Mengenal Elraz bin Rajab

Al Qur’an bacaan dan amalanku adalah salah satu Al Biah Khoiru Ummah. Siswa, orang tua hingga guru berupaya untuk merealisasikannya dalam kehidupan sehari-hari sebagai bagian dari pendidikan berbasis akidah Islam. Begitupun dengan hafalan yang diupayakan sekuat tenaga agar bisa dihafal hingga mutqin serta diamalkan.

Namun di tengah perjalanannya tentu Ayah dan Bunda pernah merasa lelah mendampingi ananda murajaah hafalan? Segala upaya sudah dicoba tapi hasilnya masih sama? Lalu harus bagaimana lagi?

Alhamdulillah kali ini Ummu Muhammad Elraz Al Hafidz Hasya (Bunda Ella Nursolehah) akan berbagi tips dan triknya selama mendampingi ananda. Muhammad Elraz sendiri alhamdulillah sudah menghafal 16 juz secara mutqin dengan tambahan 3/4 juz ke 17. MaasyaAllah.
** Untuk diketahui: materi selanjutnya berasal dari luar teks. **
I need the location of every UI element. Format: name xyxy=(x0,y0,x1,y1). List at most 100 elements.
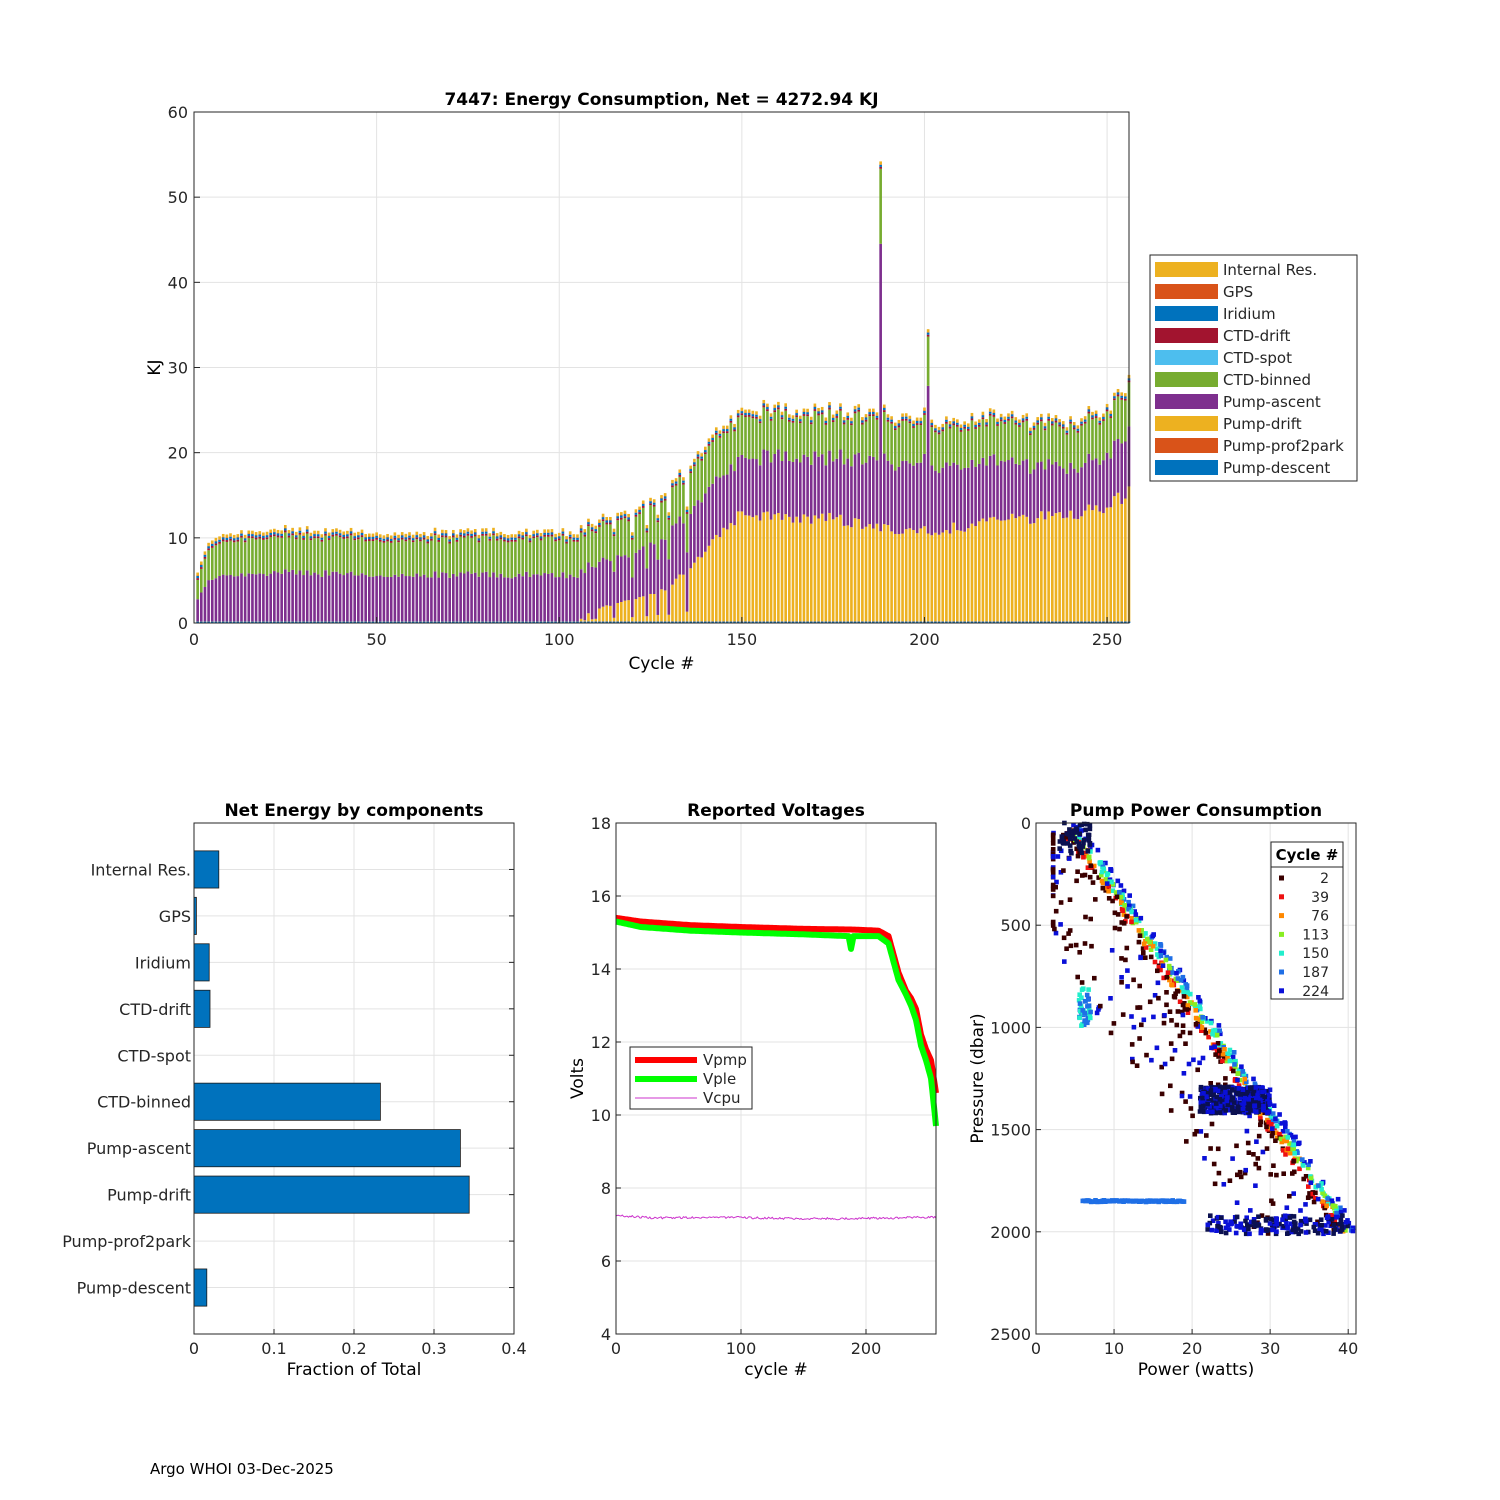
energy-bar-segment xyxy=(404,539,408,542)
energy-bar-segment xyxy=(243,542,247,577)
energy-bar-segment xyxy=(1087,453,1091,505)
pump-point xyxy=(1154,1045,1160,1051)
pump-point xyxy=(1313,1196,1318,1201)
energy-bar-segment xyxy=(798,621,802,623)
energy-bar-segment xyxy=(309,532,313,536)
energy-bar-segment xyxy=(382,621,386,623)
energy-bar-segment xyxy=(966,426,970,429)
energy-bar-segment xyxy=(645,532,649,569)
energy-bar-segment xyxy=(229,536,232,539)
energy-bar-segment xyxy=(397,540,400,543)
pump-point xyxy=(1216,1170,1222,1176)
pump-point xyxy=(1248,1208,1253,1213)
energy-bar-segment xyxy=(1069,416,1072,420)
pump-point xyxy=(1273,1138,1278,1143)
energy-bar-segment xyxy=(1032,523,1036,622)
energy-bar-segment xyxy=(956,464,959,531)
energy-bar-segment xyxy=(667,614,671,622)
energy-bar-segment xyxy=(671,483,674,486)
energy-bar-segment xyxy=(1014,621,1018,623)
energy-bar-segment xyxy=(652,621,656,623)
pump-legend-title: Cycle # xyxy=(1276,846,1339,864)
pump-point xyxy=(1058,922,1063,927)
pump-point xyxy=(1280,1129,1286,1134)
energy-bar-segment xyxy=(484,571,488,622)
energy-bar-segment xyxy=(1109,458,1113,508)
pump-point xyxy=(1315,1230,1321,1236)
energy-bar-segment xyxy=(641,500,645,504)
energy-bar-segment xyxy=(353,538,357,541)
energy-bar-segment xyxy=(1061,421,1065,425)
energy-bar-segment xyxy=(462,533,466,536)
energy-bar-segment xyxy=(495,533,499,537)
energy-bar-segment xyxy=(287,530,291,534)
energy-bar-segment xyxy=(904,420,908,461)
energy-bar-segment xyxy=(1003,422,1007,424)
pump-point xyxy=(1079,828,1084,833)
energy-bar-segment xyxy=(262,535,265,539)
energy-bar-segment xyxy=(941,431,945,468)
energy-bar-segment xyxy=(539,538,543,541)
energy-bar-segment xyxy=(320,621,324,623)
energy-bar-segment xyxy=(1050,425,1054,465)
energy-bar-segment xyxy=(784,410,787,452)
energy-bar-segment xyxy=(590,531,594,567)
energy-bar-segment xyxy=(572,537,576,540)
energy-bar-segment xyxy=(656,514,660,518)
energy-bar-segment xyxy=(276,537,280,573)
pump-point xyxy=(1211,1092,1216,1098)
pump-point xyxy=(1086,835,1091,840)
pump-point xyxy=(1205,1101,1210,1107)
energy-bar-segment xyxy=(795,417,798,459)
pump-point xyxy=(1137,933,1143,938)
pump-point xyxy=(1274,1172,1279,1178)
energy-bar-segment xyxy=(846,417,850,420)
energy-bar-segment xyxy=(605,522,609,525)
energy-bar-segment xyxy=(1083,510,1087,622)
pump-point xyxy=(1238,1092,1243,1097)
energy-bar-segment xyxy=(1029,523,1032,622)
energy-bar-segment xyxy=(1094,413,1098,417)
energy-bar-segment xyxy=(218,543,221,576)
energy-bar-segment xyxy=(857,519,861,622)
energy-bar-segment xyxy=(828,409,831,451)
energy-bar-segment xyxy=(992,409,996,413)
energy-bar-segment xyxy=(1116,388,1120,392)
energy-bar-segment xyxy=(1105,407,1109,410)
pump-point xyxy=(1169,1056,1175,1062)
pump-point xyxy=(1260,1110,1265,1116)
pump-point xyxy=(1293,1229,1299,1235)
energy-bar-segment xyxy=(466,528,470,532)
pump-point xyxy=(1099,869,1105,875)
pump-point xyxy=(1184,1139,1189,1144)
net-energy-bar xyxy=(193,989,211,1028)
energy-bar-segment xyxy=(700,456,703,459)
pump-point xyxy=(1312,1228,1318,1233)
energy-bar-segment xyxy=(1007,413,1010,417)
energy-bar-segment xyxy=(700,460,703,503)
pump-point xyxy=(1292,1224,1297,1230)
energy-bar-segment xyxy=(1124,393,1127,397)
energy-bar-segment xyxy=(831,461,835,520)
energy-bar-segment xyxy=(452,537,455,574)
energy-bar-segment xyxy=(525,621,528,623)
pump-point xyxy=(1233,1230,1239,1236)
energy-bar-segment xyxy=(1076,430,1080,433)
energy-bar-segment xyxy=(649,621,652,623)
energy-bar-segment xyxy=(974,427,977,429)
pump-point xyxy=(1078,1008,1083,1014)
energy-bar-segment xyxy=(868,412,871,415)
pump-point xyxy=(1076,997,1082,1003)
energy-xtick-label: 0 xyxy=(189,630,199,649)
energy-bar-segment xyxy=(360,621,364,623)
pump-point xyxy=(1053,884,1058,890)
energy-bar-segment xyxy=(820,513,824,622)
pump-point xyxy=(1164,1002,1169,1008)
energy-bar-segment xyxy=(1080,423,1083,426)
pump-point xyxy=(1148,954,1154,960)
pump-point xyxy=(1248,1085,1253,1090)
pump-point xyxy=(1328,1213,1334,1218)
energy-bar-segment xyxy=(550,621,554,623)
energy-bar-segment xyxy=(952,462,955,523)
energy-bar-segment xyxy=(408,539,411,577)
Semoga bermanfaat dan menambah semangat Ayah dan Bunda dalam mendampingi ananda di rumah.

Izinkan kami berbagi terkait pendampingan ananda Elraz di rumah sehingga saat ini, alhamdulillah bisa mencapai hafalan 16 juz mutqin.

Pola harian yang kami terapkan di rumah adalah murojaah bersama setiap ba’da subuh dan ba’da magrib. Alhamdulillah selama pandemi bisa didampingi murojaah bersama ayahnya juga, yang biasanya hanya bisa mendampingi saat weekend. Cara yang kami lakukan adalah muroja’ah per ayat secara bergantian dan diulang sebanyak 5-10x. Saat ada ayat yang Elrza lupa, kami menggarisbawahi ayat tersebut, sehingga ayat yang lupa ini dicoba berulang agar lebih mutqin.

Berhubung Elraz hafalannya banyak, jadi waktu ba’da ashar juga kami manfaatkan untuk murojaah, jika moodnya sedang baik bisa sampai 1 juz. Namun jika tidak, hanya 1/4 sampai dengan 1/2 juz saja. Yang penting ada waktu untuk murojaah untuk menjaga hafalannya yang lama. Murottal juga selalu dinyalakan saat kami di rumah, tapi dimatikan saat sedang muroja’ah.

Elraz juga sama seperti anak lainnya, masih punya jatah waktu untuk main. Sebelum pandemi biasanya Elraz akan main setelah shalat ashar dan maksimal jam 5 sore harus sudah pulang ke rumah. Sampai rumah setelah pulang bermain, Elraz terbiasa untuk dzikir sore. Di hari sabtu Elraz punya jatah main dari jam 8-9.30, sore pun kembali bermain seperti biasa. Namun memang, selama pandemi ini Elraz lebih banyak menghabiskan waktunya di rumah. Dari mulai bermain lego, olahraga sepeda keliling komplek atay bermain bola bersama ayah.

Elraz juga senang membaca buku untuk mengisi me timenya. Kebetulan Elraz ini suka dengan buku-buku sejarah, tokoh-tokoh Islam, dan sains. Bukunya bukan hanya dibaca sekali, karena biasanya dibaca berulang kali. Untuk makanan favorit, sebagai pecinta pedas Elraz suka nasi goreng pedas, sambal kemangi, ayam dan ikan goreng serta sambal. Meskipun suka makanan pedas tapi porsi makan Elraz ini sedikit.

Abu Elraz sangat berperan dalam mendampingi Elraz. Kami orangtuanya bersama-sama mendampingi Elraz karena kami memiliki tujuan yang sama. Maka kami berjuang bersama, baik itu Ummu, Abu maupun berjuang bersama untuk menggapai tujuan yang sama.